When the jasmine plant in her garden refused to flower even after a year of planting, she and my uncle, walked up and down the plant and made some threatening noises,’It’s time to cut her down, she is of no use’, they said a few times in the vicinity of the lady jasmine and went to sleep. My aunt avers that she was greeted in the wee hours of the next day with the fragrance of freshly in bloom jasmine that filled the entire neighborhood! And this is no joke….
Listening to my aunt narrating her experience, there were many others who shared the same view and have had a similar experience.
At the dinner yesterday, hosted by my aunt and my uncle in their quaint house filled with plants of all varieties including the rather elite ‘dragon fruit’ of 2 types and many more, my mom herself a lover of plants and trees and an avid gardener and my aunts and uncles shared stories of how they have cajoled and coaxed the plants and trees in their garden to flower with a little tease and often some threat!
I look for confirmation and my mother assures me that grandfather would walk up and down his land at Kopparambil conversing to the coconut trees and extracting promises of getting good fruits. Really!
I remember how workers climbing up each coconut tree and accumulate mounds and mounds of coconuts strewn around, with grand father or one of my uncles surveying the produce and keeping a count and agonizing over the falling price of coconut in the market.
The coconuts would be de-husked with skill and the coconut water collected in a huge vessel to be fed to the cattle and some of us who were interested and then a bullock cart would come to take the coconuts to the market. This must have been in early 1980s.
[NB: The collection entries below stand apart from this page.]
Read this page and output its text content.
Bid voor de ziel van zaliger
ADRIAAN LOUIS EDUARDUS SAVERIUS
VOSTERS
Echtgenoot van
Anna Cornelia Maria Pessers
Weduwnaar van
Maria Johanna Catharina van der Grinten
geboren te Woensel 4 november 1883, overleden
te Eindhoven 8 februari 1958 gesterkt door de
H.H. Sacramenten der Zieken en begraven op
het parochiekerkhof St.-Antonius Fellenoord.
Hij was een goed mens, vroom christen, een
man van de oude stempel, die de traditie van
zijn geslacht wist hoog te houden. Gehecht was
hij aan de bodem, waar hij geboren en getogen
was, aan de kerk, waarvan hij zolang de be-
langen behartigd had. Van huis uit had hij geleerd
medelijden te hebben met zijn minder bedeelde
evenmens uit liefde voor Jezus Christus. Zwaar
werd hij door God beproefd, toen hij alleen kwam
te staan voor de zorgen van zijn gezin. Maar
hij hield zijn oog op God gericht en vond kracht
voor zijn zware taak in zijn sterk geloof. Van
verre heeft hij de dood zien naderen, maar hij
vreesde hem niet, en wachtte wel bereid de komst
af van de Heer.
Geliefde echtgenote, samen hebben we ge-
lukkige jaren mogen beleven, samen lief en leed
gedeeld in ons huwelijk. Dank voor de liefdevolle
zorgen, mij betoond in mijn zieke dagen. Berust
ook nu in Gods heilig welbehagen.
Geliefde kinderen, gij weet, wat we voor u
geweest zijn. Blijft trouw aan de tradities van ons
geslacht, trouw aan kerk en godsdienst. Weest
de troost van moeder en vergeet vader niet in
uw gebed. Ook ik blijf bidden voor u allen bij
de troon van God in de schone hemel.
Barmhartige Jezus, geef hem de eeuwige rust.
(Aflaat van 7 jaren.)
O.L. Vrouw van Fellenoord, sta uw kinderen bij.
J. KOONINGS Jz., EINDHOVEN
There would be a lot of celebration as people moved up and down the place, some providing food and water to the workers, others carrying stuff out of the compound, the arrival of the cart, the hope of impending profit all adding to the air of festivity.
Apparently, the art of coaxing plants to flower is much researched and discussed topic especially amid those blessed with green fingers!
Like my uncle said with an air of finality, ‘to the ignorant every plant is a weed, to the knowledgeable it is so much more!’
I should know that considering how every time I follow my mother on a garden trail, I am over whelmed by the knowledge of my own ignorance as my mother rattles of names, qualities, personality traits, benefits and other quirks of every grass, sorry, plant on the way.
Those who love the plants, live and die for them are a different breed altogether!
My uncle, concluded making a reference to one of his former colleagues who is also an horticulturalist, ‘when a plant is threatened that it will be eliminated before fulfilling its life’s purpose of flowering, it will pull out all its resources to achieve its dream goal’. Something akin to Paulo Coehlo’s much quoted statement, “And, when you want something, all the universe conspires in helping you to achieve it.”
Perhaps it is true for human beings too, the fear of being pushed to oblivion, to be eliminated or vanquished does sometimes bring out the best in that person.